La décarbonisation des infrastructures existantes permettra de réduire les émissions de gaz à effet de serre et d’accroître le rendement des investissements.
Décideurs politiques, régulateurs financiers, ONG et organismes professionnels ont tous en ligne de mire les avantages et les risques environnementaux, sociaux et de gouvernance (ESG). Une pléthore de recommandations, de directives et d’orientations ont été publiées récemment dans le but d’encourager les détenteurs d’actifs à renforcer l’intégration ESG dans leurs processus d’investissement, et pour cause. L’investisseur tirera des rendements plus durables de sociétés habilement gérées qui, grâce à leurs capacités de gestion ESG reconnues, sont moins exposées au risque opérationnel, réglementaire et de réputation.
Pourtant, certains institutionnels ont encore la conviction qu’investir de façon responsable revient à sacrifier une partie du rendement financier et de la diversification de leurs placements. Mais tandis que les études sont de plus en plus nombreuses à confirmer l’impact positif de l’investissement durable sur les rendements corrigés du risque, l’idée de considérer comme irresponsable une entreprise ou une institution qui n’investit pas de manière responsable commence à faire consensus auprès de l’ensemble des parties prenantes. Reste donc à convaincre les investisseurs institutionnels dont la force de frappe financière et le pouvoir de discrétion en matière de gestion d’actifs peuvent faire une réelle différence pour la société et l’environnement.
Les infrastructures tiennent avant tout leur réputation de rendements stables à long terme, d’une volatilité faible et de leurs vertus en termes de protection contre l’inflation. C’est oublier qu’elles peuvent également offrir des avantages considérables sur le plan social et environnemental, l’impact sans doute le plus pérenne d’un investissement dans ce type d’actifs.
Les Objectifs de développement durable des Nations unies (ODD des Nations unies) sont un cadre idéal pour investir dans une optique plus durable, tant pour les investisseurs que pour les gouvernements. Pour répondre aux priorités de développement mondiales définies par ces 17 objectifs, des investissements importants devront être réalisés dans des infrastructures durables.

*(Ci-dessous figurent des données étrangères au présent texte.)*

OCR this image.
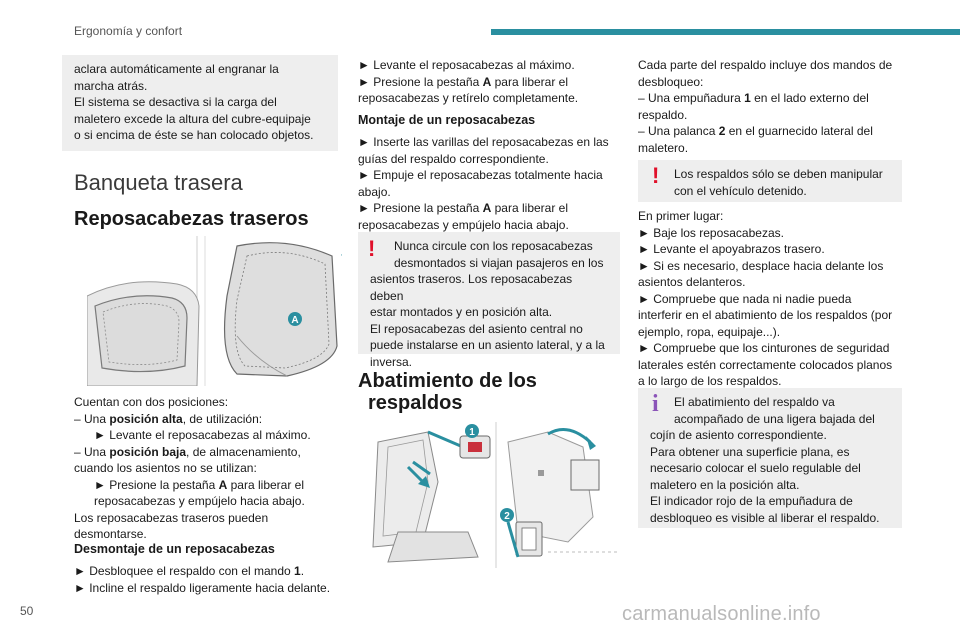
Ergonomía y confort

aclara automáticamente al engranar la

marcha atrás.

El sistema se desactiva si la carga del

maletero excede la altura del cubre-equipaje

o si encima de éste se han colocado objetos.

Banqueta trasera
Reposacabezas traseros
A
Cuentan con dos posiciones:
– Una posición alta, de utilización:
► Levante el reposacabezas al máximo.
– Una posición baja, de almacenamiento,
cuando los asientos no se utilizan:
► Presione la pestaña A para liberar el
reposacabezas y empújelo hacia abajo.
Los reposacabezas traseros pueden
desmontarse.
Desmontaje de un reposacabezas
► Desbloquee el respaldo con el mando 1.
► Incline el respaldo ligeramente hacia delante.
► Levante el reposacabezas al máximo.
► Presione la pestaña A para liberar el
reposacabezas y retírelo completamente.
Montaje de un reposacabezas
► Inserte las varillas del reposacabezas en las
guías del respaldo correspondiente.
► Empuje el reposacabezas totalmente hacia
abajo.
► Presione la pestaña A para liberar el
reposacabezas y empújelo hacia abajo.
!	Nunca circule con los reposacabezas

desmontados si viajan pasajeros en los

asientos traseros. Los reposacabezas deben

estar montados y en posición alta.

El reposacabezas del asiento central no

puede instalarse en un asiento lateral, y a la

inversa.

Abatimiento de los
respaldos
1
2
Cada parte del respaldo incluye dos mandos de
desbloqueo:
– Una empuñadura 1 en el lado externo del
respaldo.
– Una palanca 2 en el guarnecido lateral del
maletero.
! Los respaldos sólo se deben manipular

con el vehículo detenido.

En primer lugar:
► Baje los reposacabezas.
► Levante el apoyabrazos trasero.
► Si es necesario, desplace hacia delante los
asientos delanteros.
► Compruebe que nada ni nadie pueda
interferir en el abatimiento de los respaldos (por
ejemplo, ropa, equipaje...).
► Compruebe que los cinturones de seguridad
laterales estén correctamente colocados planos
a lo largo de los respaldos.
i	El abatimiento del respaldo va

acompañado de una ligera bajada del

cojín de asiento correspondiente.

Para obtener una superficie plana, es

necesario colocar el suelo regulable del

maletero en la posición alta.

El indicador rojo de la empuñadura de

desbloqueo es visible al liberar el respaldo.

50	carmanualsonline.info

L’idée d’un permis social d’exploitation fait son chemin et les acteurs du marché des infrastructures sont de plus en plus nombreux à l’adopter. Les investissements dans l’infrastructure peuvent contribuer de manière considérable à réduire les émissions de gaz à effet de serre tout en renforçant la capacité des pays à faire face aux changements climatiques. Ils trouvent ainsi leur place dans l’agenda climatique et peuvent aider à construire un avenir plus durable.
Les énergies renouvelables ne sont pas la panacée
Si l’énergie verte vient immédiatement à l’esprit comme une solution évidente, elle n’est malheureusement pas un remède universel. Nul ne conteste qu’il est urgent de réorienter les capitaux vers des activités qui soutiennent le développement d’une économie neutre en carbone. Mais le battage médiatique qui tend à élever les technologies de production d’énergie renouvelable au rang de panacée risque de nous faire croire qu’elles pourront à elles seules venir à bout du changement climatique. Pour autant que les risques climatiques soient reconnus comme de véritables risques d’investissement et pris en compte dans toutes les décisions en matière d’infrastructures, l’investissement dans des moyens de transport et des bâtiments plus propres, des systèmes de gestion des eaux plus efficaces ou des infrastructures plus intelligentes et plus résilientes deviendra source de rendements à long terme plus pérennes.
Depuis 2012, la production d’énergie renouvelable a augmenté de 8,6%1 par an (hors hydraulique et nucléaire). Pour l’heure, cette capacité supplémentaire n’a pas permis de compenser la croissance de la consommation d’énergie fossile. Encore jeune et peu développée, la production d’énergie propre pourrait cela dit croître de façon exponentielle. Mais à l’échelle mondiale, l’industrie, les transports et le chauffage des bâtiments reposent encore largement sur les combustibles fossiles, dont la combustion produit un volume total d’émissions de CO2 plus que suffisant pour compromettre les objectifs climatiques de Paris.
La décarbonisation des infrastructures existantes et d’autres secteurs industriels est une nécessité absolue si nous voulons atteindre les ODD d’ici 2030. Elle permettra certainement de réduire l’impact environnemental des actifs et des entreprises, tout en assurant les rendements constants à long terme qui font la réputation de la classe d’actifs.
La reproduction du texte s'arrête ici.